Majorana-time-reversal symmetries: a fundamental principle for sign-problem-free quantum Monte Carlo simulations

TL;DR

This paper introduces Majorana-time-reversal symmetries as a unifying principle to identify and classify models in quantum Monte Carlo simulations that are free of the fermion sign problem, enabling more efficient studies of complex quantum systems.

Contribution

It rigorously classifies Majorana-bilinear operators based on MTR symmetries, identifying two fundamental sign-problem-free classes: the Majorana class and the Kramers class.

Findings

Identified two fundamental sign-problem-free classes: Majorana and Kramers.

Provided examples of models in the Majorana class, including topological superconductors.

Established a unifying symmetry principle for sign-problem-free QMC simulations.

Abstract

A fundamental open issue in physics is whether and how the fermion sign problem in quantum Monte Carlo (QMC) simulations can be solved generically. Here, we show that Majorana-time-reversal (MTR) symmetries can provide a unifying principle to solve the fermion sign problem in interacting fermionic models.

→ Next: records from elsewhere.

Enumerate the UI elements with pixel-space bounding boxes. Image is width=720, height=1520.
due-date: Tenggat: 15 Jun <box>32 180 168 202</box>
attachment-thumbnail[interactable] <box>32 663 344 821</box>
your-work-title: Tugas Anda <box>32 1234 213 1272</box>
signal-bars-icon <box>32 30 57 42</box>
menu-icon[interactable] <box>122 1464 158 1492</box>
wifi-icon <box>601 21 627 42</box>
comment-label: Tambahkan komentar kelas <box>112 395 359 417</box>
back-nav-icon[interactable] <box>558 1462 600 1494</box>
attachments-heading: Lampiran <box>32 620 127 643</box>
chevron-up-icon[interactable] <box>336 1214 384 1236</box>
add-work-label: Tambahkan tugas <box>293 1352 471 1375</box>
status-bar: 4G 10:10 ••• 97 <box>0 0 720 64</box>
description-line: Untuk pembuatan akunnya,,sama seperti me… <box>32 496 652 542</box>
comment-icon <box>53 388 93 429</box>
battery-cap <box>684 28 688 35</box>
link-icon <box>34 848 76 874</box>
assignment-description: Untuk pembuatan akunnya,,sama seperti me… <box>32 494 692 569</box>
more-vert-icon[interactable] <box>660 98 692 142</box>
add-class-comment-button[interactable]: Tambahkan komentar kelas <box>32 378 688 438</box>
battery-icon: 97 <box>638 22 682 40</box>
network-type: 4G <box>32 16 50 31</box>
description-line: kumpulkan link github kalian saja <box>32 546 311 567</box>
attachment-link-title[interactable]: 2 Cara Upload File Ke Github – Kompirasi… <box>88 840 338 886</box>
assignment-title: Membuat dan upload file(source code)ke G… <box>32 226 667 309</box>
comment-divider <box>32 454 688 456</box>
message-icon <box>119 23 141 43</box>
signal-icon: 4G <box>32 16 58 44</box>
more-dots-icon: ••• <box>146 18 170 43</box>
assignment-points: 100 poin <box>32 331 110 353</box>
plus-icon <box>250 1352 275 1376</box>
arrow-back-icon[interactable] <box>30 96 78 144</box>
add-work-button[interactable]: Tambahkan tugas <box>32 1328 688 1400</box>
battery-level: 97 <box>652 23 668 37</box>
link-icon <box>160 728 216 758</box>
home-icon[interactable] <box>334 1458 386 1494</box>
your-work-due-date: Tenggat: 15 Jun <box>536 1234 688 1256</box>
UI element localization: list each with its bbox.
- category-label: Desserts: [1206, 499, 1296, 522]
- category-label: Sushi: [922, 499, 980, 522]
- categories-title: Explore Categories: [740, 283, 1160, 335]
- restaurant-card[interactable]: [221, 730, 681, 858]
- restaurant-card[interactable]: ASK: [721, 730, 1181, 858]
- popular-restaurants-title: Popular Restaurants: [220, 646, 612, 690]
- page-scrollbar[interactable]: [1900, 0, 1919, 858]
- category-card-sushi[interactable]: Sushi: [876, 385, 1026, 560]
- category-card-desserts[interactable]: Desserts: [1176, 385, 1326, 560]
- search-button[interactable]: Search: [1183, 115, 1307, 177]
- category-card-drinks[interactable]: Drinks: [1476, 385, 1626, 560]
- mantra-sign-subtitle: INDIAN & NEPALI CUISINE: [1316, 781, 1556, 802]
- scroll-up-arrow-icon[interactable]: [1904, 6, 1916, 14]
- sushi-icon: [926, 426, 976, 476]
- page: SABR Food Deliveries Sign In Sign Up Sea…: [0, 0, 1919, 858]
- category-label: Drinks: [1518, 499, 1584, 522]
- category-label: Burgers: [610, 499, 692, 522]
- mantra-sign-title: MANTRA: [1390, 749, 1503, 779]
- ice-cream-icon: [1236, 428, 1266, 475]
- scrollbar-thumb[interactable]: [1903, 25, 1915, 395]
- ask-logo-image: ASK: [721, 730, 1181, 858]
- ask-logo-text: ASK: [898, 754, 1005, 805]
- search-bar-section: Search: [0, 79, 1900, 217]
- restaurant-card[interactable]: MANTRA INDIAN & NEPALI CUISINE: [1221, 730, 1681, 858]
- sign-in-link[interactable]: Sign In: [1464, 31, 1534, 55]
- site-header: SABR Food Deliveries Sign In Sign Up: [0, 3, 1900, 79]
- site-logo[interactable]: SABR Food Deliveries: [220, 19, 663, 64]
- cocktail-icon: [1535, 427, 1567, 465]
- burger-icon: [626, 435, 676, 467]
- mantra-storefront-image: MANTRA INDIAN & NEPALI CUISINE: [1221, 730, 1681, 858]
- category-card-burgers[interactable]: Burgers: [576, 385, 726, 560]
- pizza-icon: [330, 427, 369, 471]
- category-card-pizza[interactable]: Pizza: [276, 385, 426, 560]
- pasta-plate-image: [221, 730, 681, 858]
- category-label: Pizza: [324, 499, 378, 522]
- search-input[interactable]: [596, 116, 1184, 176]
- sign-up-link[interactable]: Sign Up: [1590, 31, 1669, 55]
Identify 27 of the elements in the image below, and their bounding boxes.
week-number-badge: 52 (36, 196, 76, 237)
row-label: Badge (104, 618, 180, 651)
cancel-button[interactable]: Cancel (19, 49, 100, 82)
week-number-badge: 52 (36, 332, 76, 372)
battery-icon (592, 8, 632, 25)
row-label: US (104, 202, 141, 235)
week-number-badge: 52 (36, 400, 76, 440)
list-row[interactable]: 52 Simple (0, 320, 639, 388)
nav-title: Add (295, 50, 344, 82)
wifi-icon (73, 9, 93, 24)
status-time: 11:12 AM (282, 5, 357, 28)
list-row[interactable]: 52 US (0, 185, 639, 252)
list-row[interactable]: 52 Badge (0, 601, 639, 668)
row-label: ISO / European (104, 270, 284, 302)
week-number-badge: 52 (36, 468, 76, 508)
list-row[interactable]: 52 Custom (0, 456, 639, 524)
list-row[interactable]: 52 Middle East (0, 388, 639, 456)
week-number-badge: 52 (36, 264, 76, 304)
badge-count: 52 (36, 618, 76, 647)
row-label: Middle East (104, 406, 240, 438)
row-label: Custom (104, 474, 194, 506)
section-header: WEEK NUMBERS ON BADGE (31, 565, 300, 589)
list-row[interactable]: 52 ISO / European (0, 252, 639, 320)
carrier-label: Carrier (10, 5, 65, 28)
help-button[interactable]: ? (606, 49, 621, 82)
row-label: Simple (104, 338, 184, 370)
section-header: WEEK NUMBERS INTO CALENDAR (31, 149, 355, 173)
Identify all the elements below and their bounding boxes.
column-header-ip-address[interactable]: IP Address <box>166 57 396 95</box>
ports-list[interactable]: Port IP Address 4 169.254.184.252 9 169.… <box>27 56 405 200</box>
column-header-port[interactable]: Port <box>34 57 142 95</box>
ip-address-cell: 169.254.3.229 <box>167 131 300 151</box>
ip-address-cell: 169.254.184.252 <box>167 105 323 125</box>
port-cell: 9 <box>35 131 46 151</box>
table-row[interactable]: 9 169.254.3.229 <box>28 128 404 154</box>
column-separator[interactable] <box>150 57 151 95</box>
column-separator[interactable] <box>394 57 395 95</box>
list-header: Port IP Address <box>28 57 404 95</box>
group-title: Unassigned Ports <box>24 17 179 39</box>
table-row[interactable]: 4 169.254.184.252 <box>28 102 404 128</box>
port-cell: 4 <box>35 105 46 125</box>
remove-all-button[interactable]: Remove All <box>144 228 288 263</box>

By systematically classifying Majorana-bilinear operators according to the anti-commuting MTR symmetries they respect, we rigorously proved that there are two and only two fundamental symmetry classes which are sign-problem-free and which we call the "Majorana class" and "Kramers class", respectively. Novel sign-problem-free models in the Majorana class include interacting topological superconductors and interacting models of charge-4e superconductors. We believe that our MTR unifying principle could shed new light on sign-problem-free QMC simulation on strongly correlated systems and interacting topological matters.